What should operators do in the next quarter if they believe this thesis? They should design one human‑tissue program that proves they can actually remodel a neighborhood and make that the gating milestone for additional spend. And they should write statistical analysis plans that connect community change to early outcomes before the first patient is enrolled, so that investors, regulators, and payers can follow the logic without reverse‑engineering it from a poster.
The deepest reason to back community‑first oncology is physics. Genes and single cells are necessary coordinates, but they are not sufficient to explain or change how tumors live and die inside bodies. The geometry of interactions, the “where” and “with whom”, sets the constraints within which molecular programs play out. A useful analogy is urban planning. You can analyze every resident in exquisite detail and still miss why a city thrives or fails if you ignore its streets, services, and zoning. Spatial biology finally gave oncology the zoning map. The companies that learn to read it, simulate it with economical proxies, and re‑zone it safely will bend clinical trajectories and cash flows in the same motion.

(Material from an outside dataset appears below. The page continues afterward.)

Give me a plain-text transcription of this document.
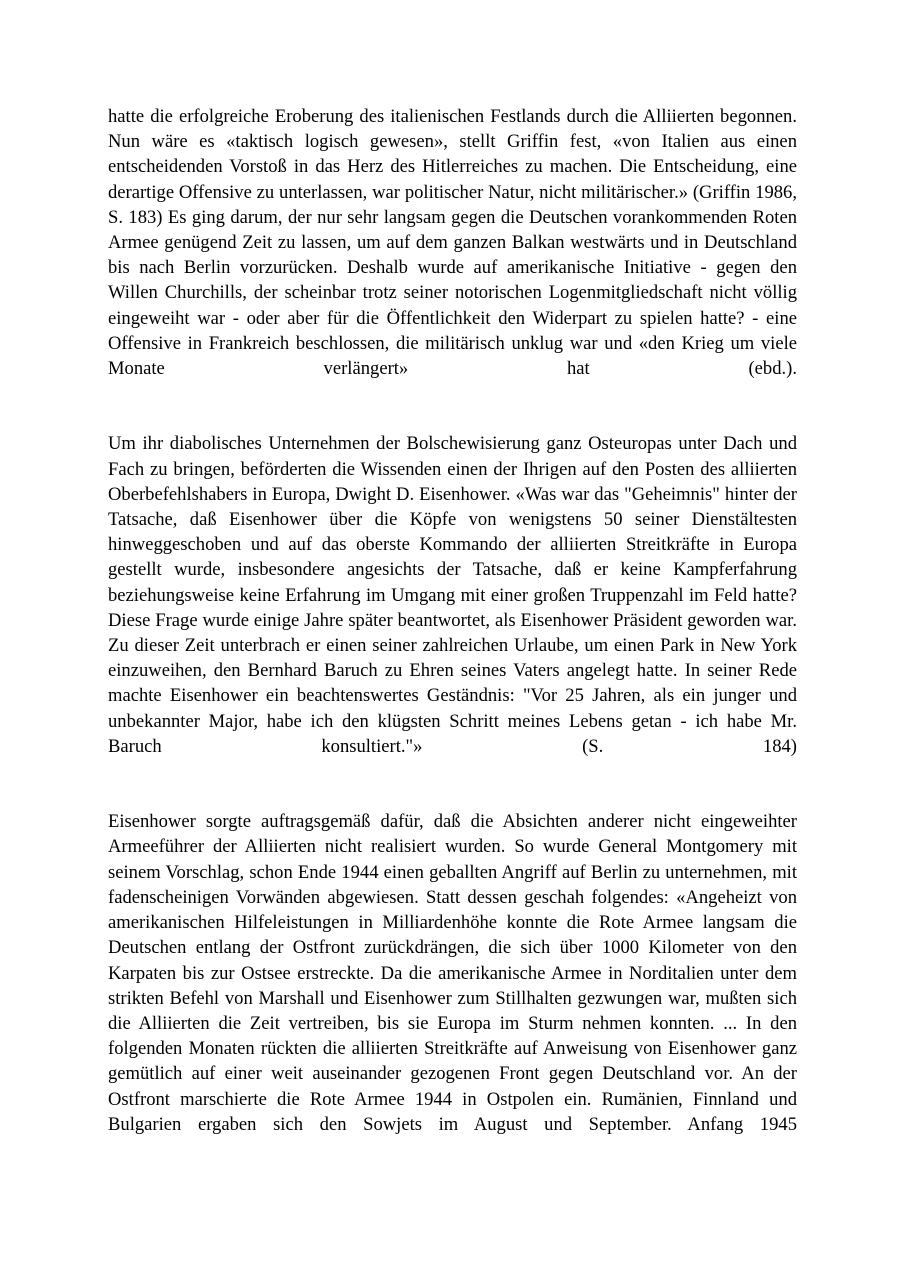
hatte die erfolgreiche Eroberung des italienischen Festlands durch die Alliierten begonnen. Nun wäre es «taktisch logisch gewesen», stellt Griffin fest, «von Italien aus einen entscheidenden Vorstoß in das Herz des Hitlerreiches zu machen. Die Entscheidung, eine derartige Offensive zu unterlassen, war politischer Natur, nicht militärischer.» (Griffin 1986, S. 183) Es ging darum, der nur sehr langsam gegen die Deutschen vorankommenden Roten Armee genügend Zeit zu lassen, um auf dem ganzen Balkan westwärts und in Deutschland bis nach Berlin vorzurücken. Deshalb wurde auf amerikanische Initiative - gegen den Willen Churchills, der scheinbar trotz seiner notorischen Logenmitgliedschaft nicht völlig eingeweiht war - oder aber für die Öffentlichkeit den Widerpart zu spielen hatte? - eine Offensive in Frankreich beschlossen, die militärisch unklug war und «den Krieg um viele Monate verlängert» hat (ebd.).

Um ihr diabolisches Unternehmen der Bolschewisierung ganz Osteuropas unter Dach und Fach zu bringen, beförderten die Wissenden einen der Ihrigen auf den Posten des alliierten Oberbefehlshabers in Europa, Dwight D. Eisenhower. «Was war das "Geheimnis" hinter der Tatsache, daß Eisenhower über die Köpfe von wenigstens 50 seiner Dienstältesten hinweggeschoben und auf das oberste Kommando der alliierten Streitkräfte in Europa gestellt wurde, insbesondere angesichts der Tatsache, daß er keine Kampferfahrung beziehungsweise keine Erfahrung im Umgang mit einer großen Truppenzahl im Feld hatte? Diese Frage wurde einige Jahre später beantwortet, als Eisenhower Präsident geworden war. Zu dieser Zeit unterbrach er einen seiner zahlreichen Urlaube, um einen Park in New York einzuweihen, den Bernhard Baruch zu Ehren seines Vaters angelegt hatte. In seiner Rede machte Eisenhower ein beachtenswertes Geständnis: "Vor 25 Jahren, als ein junger und unbekannter Major, habe ich den klügsten Schritt meines Lebens getan - ich habe Mr. Baruch konsultiert."» (S. 184)

Eisenhower sorgte auftragsgemäß dafür, daß die Absichten anderer nicht eingeweihter Armeeführer der Alliierten nicht realisiert wurden. So wurde General Montgomery mit seinem Vorschlag, schon Ende 1944 einen geballten Angriff auf Berlin zu unternehmen, mit fadenscheinigen Vorwänden abgewiesen. Statt dessen geschah folgendes: «Angeheizt von amerikanischen Hilfeleistungen in Milliardenhöhe konnte die Rote Armee langsam die Deutschen entlang der Ostfront zurückdrängen, die sich über 1000 Kilometer von den Karpaten bis zur Ostsee erstreckte. Da die amerikanische Armee in Norditalien unter dem strikten Befehl von Marshall und Eisenhower zum Stillhalten gezwungen war, mußten sich die Alliierten die Zeit vertreiben, bis sie Europa im Sturm nehmen konnten. ... In den folgenden Monaten rückten die alliierten Streitkräfte auf Anweisung von Eisenhower ganz gemütlich auf einer weit auseinander gezogenen Front gegen Deutschland vor. An der Ostfront marschierte die Rote Armee 1944 in Ostpolen ein. Rumänien, Finnland und Bulgarien ergaben sich den Sowjets im August und September. Anfang 1945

If we look five years out, the pattern will be obvious in hindsight. Community labels will be routine exploratory endpoints in phase 2 oncology. A handful of spatial assays will secure narrow selection claims where they clearly outperform older biomarkers, but most scale will come from calibrated proxies that deliver answers in days for a fraction of the cost. Trial designs will bake in tissue pharmacodynamics and blood‑based early futility, so that learning happens in weeks rather than years. New drug classes will be described by the communities they modulate rather than by their receptors alone. Standards organizations and proficiency programs will be revenue‑generating businesses, not volunteer committees. And the companies that compound value fastest will be the ones that treat communities as the actionable unit from day one.
The contrarian bet, then, is not to abandon molecular precision but to place it inside the right topology. Stop pretending that a better list of genes or a higher‑resolution pseudo‑cell will save you from the neighborhood you refuse to measure. Start underwriting teams that can make communities portable, make proxies honest, and make interventions change the living geometry of tumors in human tissue before they ask you for the next check. In oncology, as in cities, the unit of action is the neighborhood. Invest accordingly.